What happened to cardiology's private practices?
In the past decade, the way cardiologists are employed has almost completely flipped; while a majority were once in private practice, most are now working for hospitals or private equity-backed management groups. Where patients are getting care has also changed, with a rapid rise in office based labs (OBLs) and ambulatory surgical centers (ASCs). These changes have largely been the product of policy changes in how physicians are paid.
American College of Cardiology (ACC) President Cathie Biga, MSN, president and CEO of Cardiovascular Management of Illinois, spoke with Cardiovascular Business at ACC.24 to discuss how private equity and hospital employment models, combined with reimbursement policies, have led to a massive reduction in private practices.
"We're starting to see that as the hospitals come under more significant pressures, there are some different alternatives people are looking at as it relates to how physicians are an employee. And actually we've even seen unionization of doctors in some of our hospitals across the country," Biga explained.
Another notable trend Biga mentioned is the emergence of private equity firms specializing in cardiology, indicating a growing interest in the field from investors. She said cardiology is just the latest area of healthcare to see involvement with private equity, and private equity now owns large shares of dermatology, ophthalmologist and primary care.
While acknowledging the potential benefits of private equity involvement, such as allowing doctors to retain clinical autonomy, concerns have been raised about the influence of business management on medical decision-making, akin to insurance companies dictating care protocols.
"We see private equity firms that are solely looking at cardiology. Private equity in medicine is not new, it's something that's been around, but cardiology has caught their attention the last couple of years and we're seeing that continue to ramp up. I think what we really need to do is make sure our physicians have options. I think our physician-led teams really need to be in charge of their destiny. Most physicians are entrepreneurial. They want to do what's best for their patients and they want to take the barriers down. And sometimes what we're seeing in some of our employee situations is that's getting a little bit more difficult," Biga said.

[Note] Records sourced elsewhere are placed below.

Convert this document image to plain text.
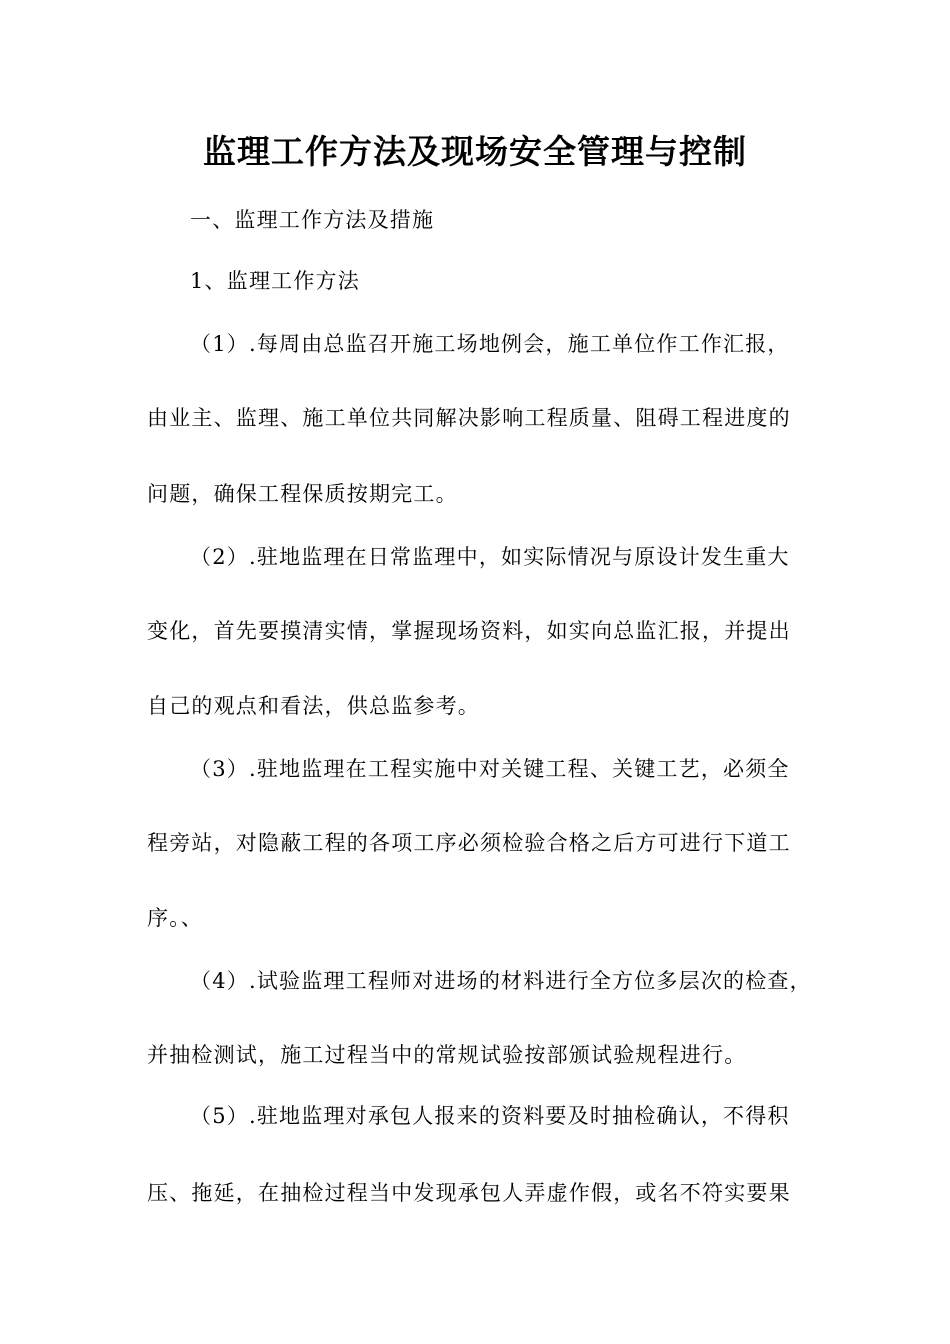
监理工作方法及现场安全管理与控制
一、监理工作方法及措施
1、监理工作方法
（1）.每周由总监召开施工场地例会，施工单位作工作汇报，
由业主、监理、施工单位共同解决影响工程质量、阻碍工程进度的
问题，确保工程保质按期完工。
（2）.驻地监理在日常监理中，如实际情况与原设计发生重大
变化，首先要摸清实情，掌握现场资料，如实向总监汇报，并提出
自己的观点和看法，供总监参考。
（3）.驻地监理在工程实施中对关键工程、关键工艺，必须全
程旁站，对隐蔽工程的各项工序必须检验合格之后方可进行下道工
序。、
（4）.试验监理工程师对进场的材料进行全方位多层次的检查，
并抽检测试，施工过程当中的常规试验按部颁试验规程进行。
（5）.驻地监理对承包人报来的资料要及时抽检确认，不得积
压、拖延，在抽检过程当中发现承包人弄虚作假，或名不符实要果
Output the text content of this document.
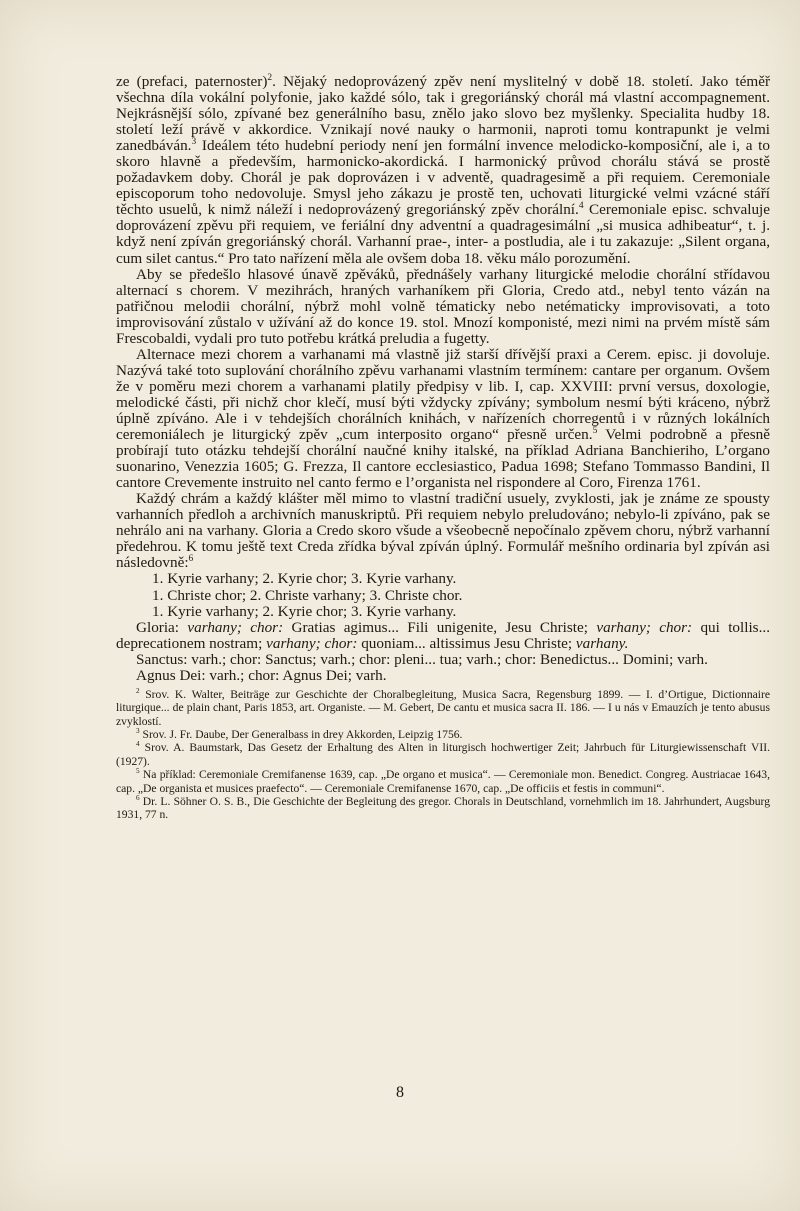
ze (prefaci, paternoster)$^2$. Nějaký nedoprovázený zpěv není myslitelný v době 18. století. Jako téměř všechna díla vokální polyfonie, jako každé sólo, tak i gregoriánský chorál má vlastní accompagnement. Nejkrásnější sólo, zpívané bez generálního basu, znělo jako slovo bez myšlenky. Specialita hudby 18. století leží právě v akkordice. Vznikají nové nauky o harmonii, naproti tomu kontrapunkt je velmi zanedbáván.$^3$ Ideálem této hudební periody není jen formální invence melodicko-komposiční, ale i, a to skoro hlavně a především, harmonicko-akordická. I harmonický průvod chorálu stává se prostě požadavkem doby. Chorál je pak doprovázen i v adventě, quadragesimě a při requiem. Ceremoniale episcoporum toho nedovoluje. Smysl jeho zákazu je prostě ten, uchovati liturgické velmi vzácné stáří těchto usuelů, k nimž náleží i nedoprovázený gregoriánský zpěv chorální.$^4$ Ceremoniale episc. schvaluje doprovázení zpěvu při requiem, ve feriální dny adventní a quadragesimální „si musica adhibeatur“, t. j. když není zpíván gregoriánský chorál. Varhanní prae-, inter- a postludia, ale i tu zakazuje: „Silent organa, cum silet cantus.“ Pro tato nařízení měla ale ovšem doba 18. věku málo porozumění.

Aby se předešlo hlasové únavě zpěváků, přednášely varhany liturgické melodie chorální střídavou alternací s chorem. V mezihrách, hraných varhaníkem při Gloria, Credo atd., nebyl tento vázán na patřičnou melodii chorální, nýbrž mohl volně tématicky nebo netématicky improvisovati, a toto improvisování zůstalo v užívání až do konce 19. stol. Mnozí komponisté, mezi nimi na prvém místě sám Frescobaldi, vydali pro tuto potřebu krátká preludia a fugetty.

Alternace mezi chorem a varhanami má vlastně již starší dřívější praxi a Cerem. episc. ji dovoluje. Nazývá také toto suplování chorálního zpěvu varhanami vlastním termínem: cantare per organum. Ovšem že v poměru mezi chorem a varhanami platily předpisy v lib. I, cap. XXVIII: první versus, doxologie, melodické části, při nichž chor klečí, musí býti vždycky zpívány; symbolum nesmí býti kráceno, nýbrž úplně zpíváno. Ale i v tehdejších chorálních knihách, v nařízeních chorregentů i v různých lokálních ceremoniálech je liturgický zpěv „cum interposito organo“ přesně určen.$^5$ Velmi podrobně a přesně probírají tuto otázku tehdejší chorální naučné knihy italské, na příklad Adriana Banchieriho, L’organo suonarino, Venezzia 1605; G. Frezza, Il cantore ecclesiastico, Padua 1698; Stefano Tommasso Bandini, Il cantore Crevemente instruito nel canto fermo e l’organista nel rispondere al Coro, Firenza 1761.

Každý chrám a každý klášter měl mimo to vlastní tradiční usuely, zvyklosti, jak je známe ze spousty varhanních předloh a archivních manuskriptů. Při requiem nebylo preludováno; nebylo-li zpíváno, pak se nehrálo ani na varhany. Gloria a Credo skoro všude a všeobecně nepočínalo zpěvem choru, nýbrž varhanní předehrou. K tomu ještě text Creda zřídka býval zpíván úplný. Formulář mešního ordinaria byl zpíván asi následovně:$^6$

1. Kyrie varhany; 2. Kyrie chor; 3. Kyrie varhany.

1. Christe chor; 2. Christe varhany; 3. Christe chor.

1. Kyrie varhany; 2. Kyrie chor; 3. Kyrie varhany.

Gloria: varhany; chor: Gratias agimus... Fili unigenite, Jesu Christe; varhany; chor: qui tollis... deprecationem nostram; varhany; chor: quoniam... altissimus Jesu Christe; varhany.

Sanctus: varh.; chor: Sanctus; varh.; chor: pleni... tua; varh.; chor: Benedictus... Domini; varh.

Agnus Dei: varh.; chor: Agnus Dei; varh.

$^2$ Srov. K. Walter, Beiträge zur Geschichte der Choralbegleitung, Musica Sacra, Regensburg 1899. — I. d’Ortigue, Dictionnaire liturgique... de plain chant, Paris 1853, art. Organiste. — M. Gebert, De cantu et musica sacra II. 186. — I u nás v Emauzích je tento abusus zvyklostí.

$^3$ Srov. J. Fr. Daube, Der Generalbass in drey Akkorden, Leipzig 1756.

$^4$ Srov. A. Baumstark, Das Gesetz der Erhaltung des Alten in liturgisch hochwertiger Zeit; Jahrbuch für Liturgiewissenschaft VII. (1927).

$^5$ Na příklad: Ceremoniale Cremifanense 1639, cap. „De organo et musica“. — Ceremoniale mon. Benedict. Congreg. Austriacae 1643, cap. „De organista et musices praefecto“. — Ceremoniale Cremifanense 1670, cap. „De officiis et festis in communi“.

$^6$ Dr. L. Söhner O. S. B., Die Geschichte der Begleitung des gregor. Chorals in Deutschland, vornehmlich im 18. Jahrhundert, Augsburg 1931, 77 n.

8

MSOs are a new cardiology business model
Biga said a relatively new model of multistate operators (MSOs) is also expanding in in cardiology. She said the MSO provides the back-office functions and administrative burden that have gotten very complicated for stand-alone practices. She said an MSO can help reduce the burdens on the physicians, which enables cardiologists to have more time to practice medicine and lead their group.
"This allows your group to determine its own destiny and really look at where you want to go. A lot of that still hinges on how our payment models work, but I think as we continue to see the elements of site neutrality, we continue to look at that disparity in payment that exists in our current model, that all of those things over the next couple of years are going to come to fruition," Biga said.
She emphasized the importance of physician education and understanding the implications of various employment models, stressing that there is no one-size-fits-all solution.
Measuring quality as OBLs and ASCs expand in cardiology
OBLs and ASCs are also becoming increasingly popular due to incentives for operating outside traditional hospital settings, where costs are often lower. Biga underscored the ACC's commitment to ensuring quality standards across all care settings, with the college recently launching a registry specifically for outpatient procedures through the ACC's National Cardiovascular Data Registry (NCDR). By benchmarking data and prioritizing quality metrics, the ACC aims to uphold patient care standards regardless of the site of service.
"I think best practices are really what we're looking for. So no matter what the clinicians and the government decide can and can't be done in various sites of service, the incumbency on us is to make sure the quality doesn't waiver so that our patient outcome, no matter side of service, is always as high as it can be," Biga said.